22 Novembre 2022 14:00 Michelangelo Severgnini

BENGASI CAPITALE DELL'ISIS IN NORD AFRICA: 2014-2016

A poche ore dal nostro arrivo a Bengasi.

Ritrovarsi nel centro storico della città, costruito dagli Italiani e distrutto dall'Isis come se fosse un quartiere di Homs in Siria.

Eppure questi muri crivellati di colpi non li abbiamo visti.

Non sono proprio entrati nel nostro immaginario.

Eppure queste distruzioni fanno ancora più male. Perché ci riguardano. Perché non abbiamo fatto niente in soccorso dei libici occupati dall'Isis.

Anzi, forse ci dispiace un po' che a Bengasi si siano liberati da soli.

Da soli... grazie a Khalifa Haftar, come ci ripetono qui.

Il suo coraggio ha unito i libici che hanno combattuto per liberare le città dell'est della Libia.

All'ovest invece, a Tripoli, ci siamo noi e soprattutto i Turchi. Così almeno garantiamo la presenza dei gruppi armati e delle milizie.

E garantiamo che la guerra continui, così come la schiavitù, la tratta di esseri umani e tutto il resto.

BENGASI: LA CITTÀ CHE NON ESISTE

Ho cominciato oltre 4 anni fa, mettendomi in contatto sui social con chi stava in Libia, migranti-schiavi e libici, chiedendo loro di raccontarmi un'altra storia.
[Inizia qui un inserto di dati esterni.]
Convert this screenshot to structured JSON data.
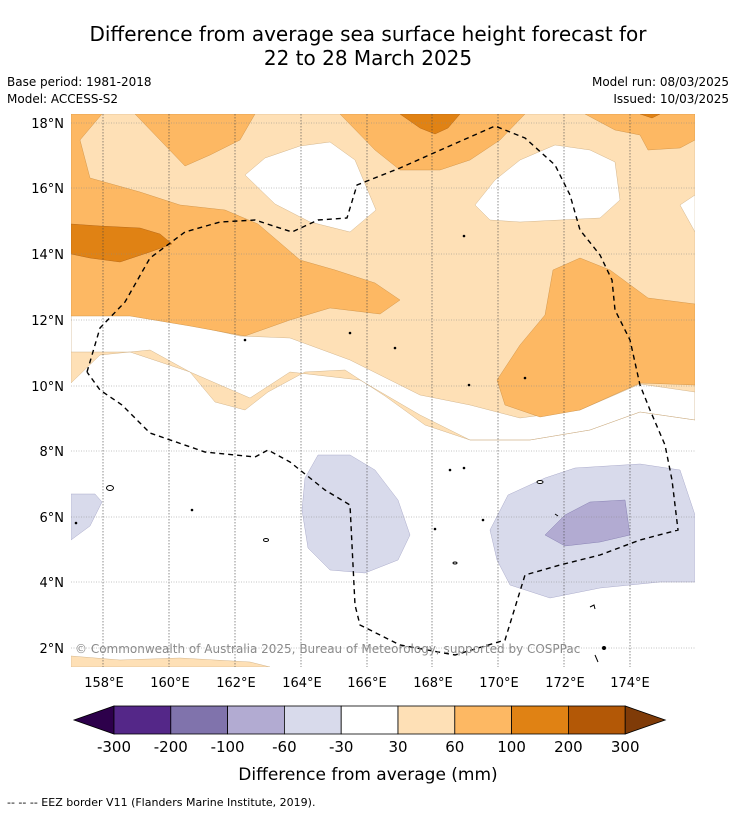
{
  "title_line1": "Difference from average sea surface height forecast for",
  "title_line2": "22 to 28 March 2025",
  "meta_left": {
    "base_period": "Base period: 1981-2018",
    "model": "Model: ACCESS-S2"
  },
  "meta_right": {
    "model_run": "Model run: 08/03/2025",
    "issued": "Issued: 10/03/2025"
  },
  "copyright": "© Commonwealth of Australia 2025, Bureau of Meteorology, supported by COSPPac",
  "lat_labels": [
    "18°N",
    "16°N",
    "14°N",
    "12°N",
    "10°N",
    "8°N",
    "6°N",
    "4°N",
    "2°N"
  ],
  "lon_labels": [
    "158°E",
    "160°E",
    "162°E",
    "164°E",
    "166°E",
    "168°E",
    "170°E",
    "172°E",
    "174°E"
  ],
  "colorbar": {
    "ticks": [
      "-300",
      "-200",
      "-100",
      "-60",
      "-30",
      "30",
      "60",
      "100",
      "200",
      "300"
    ],
    "colors": [
      "#2d004b",
      "#542788",
      "#8073ac",
      "#b2abd2",
      "#d8daeb",
      "#ffffff",
      "#fee0b6",
      "#fdb863",
      "#e08214",
      "#b35806",
      "#7f3b08"
    ],
    "label": "Difference from average (mm)"
  },
  "footnote": "--  --  -- EEZ border V11 (Flanders Marine Institute, 2019)."
}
Oggi, a Bengasi, ho stretto la mano e ho chiacchierato con Ahmed Houma, ministro della difesa del governo Bashagha, il legittimo governo libico, forte del voto di fiducia del parlamento. Governo non riconosciuto dall'Occidente e costretto ad un esilio interno nell'est del Paese dalle milizie di Tripoli che noi finanziamo in chiave coloniale, per saccheggiare il petrolio libico.



Dalle nottate insonni nella mia stanza a chattare con ignoti, fino alla stanza di un ministro di un governo che per l'Occidente non esiste, ma per i Libici è tutto ciò che hanno. Sono venuto qui per dire loro una cosa: c'è una parte di Italia che ora vi conosce, che ora sa chi siete, che ora sa quanto il popolo libico vi ami e che oggi, come i partigiani nel secolo scorso, non si riconosce nelle politiche coloniali del proprio paese.